If we demand cut-price clothing, we’re turning a blind eye to everything it takes to make them that cheap. An excessive amount of natural resources are wasted, laborers are forced to work for less than a dollar an hour, and toxic waste is mindlessly discarded into waterways and landfills since it’s the cheapest thing to do.
Moreover, fast fashion churns out new clothing products every few weeks in massive amounts and slaps on a low price tag to attract customers. Consequently, people start to view clothing as easily disposable and replaceable.
Hence, the low price tag perpetuates the toxic cycle of wasteful, environmentally damaging, and inhumane practices in the fashion industry. The same extends to luxury brands as well, who still pay unfair wages and practice wasteful production.
So, the reason that sustainable fashion seems unreasonably expensive is actually that fast fashion has created unreasonable expectations.
On the other hand, sustainable fashion adheres to multiple values that encompass environmental and human welfare. But you can’t expect ethical sourcing, environmental protection, long-lasting products, and human welfare to come at a low cost.

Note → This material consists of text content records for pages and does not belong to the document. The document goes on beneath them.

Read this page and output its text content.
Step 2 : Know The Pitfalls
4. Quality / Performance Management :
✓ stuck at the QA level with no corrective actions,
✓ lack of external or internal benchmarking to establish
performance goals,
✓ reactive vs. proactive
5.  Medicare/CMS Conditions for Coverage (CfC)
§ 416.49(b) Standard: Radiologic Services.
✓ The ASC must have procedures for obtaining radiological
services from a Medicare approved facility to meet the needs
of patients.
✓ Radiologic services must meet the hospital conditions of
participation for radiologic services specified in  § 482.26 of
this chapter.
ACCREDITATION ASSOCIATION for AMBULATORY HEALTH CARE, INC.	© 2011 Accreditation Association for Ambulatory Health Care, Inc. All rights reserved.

Fast fashion has spoiled us. Cut-price clothing and other apparel items have conditioned us to believe that clothing should be that cheap.
But think about the true cost of a lower price tag: unethical sourcing, the breach of labor rights, polluting the environment, exploiting workers, and inflicting cruelty on animals.
From this perspective, the pricing behind sustainable fashion makes way more sense and is actually much less questionable. The reason why sustainable fashion is so expensive is simple: it costs a lot to make sure our fashion choices aren’t causing harm to our planet, nor to those who inhabit it.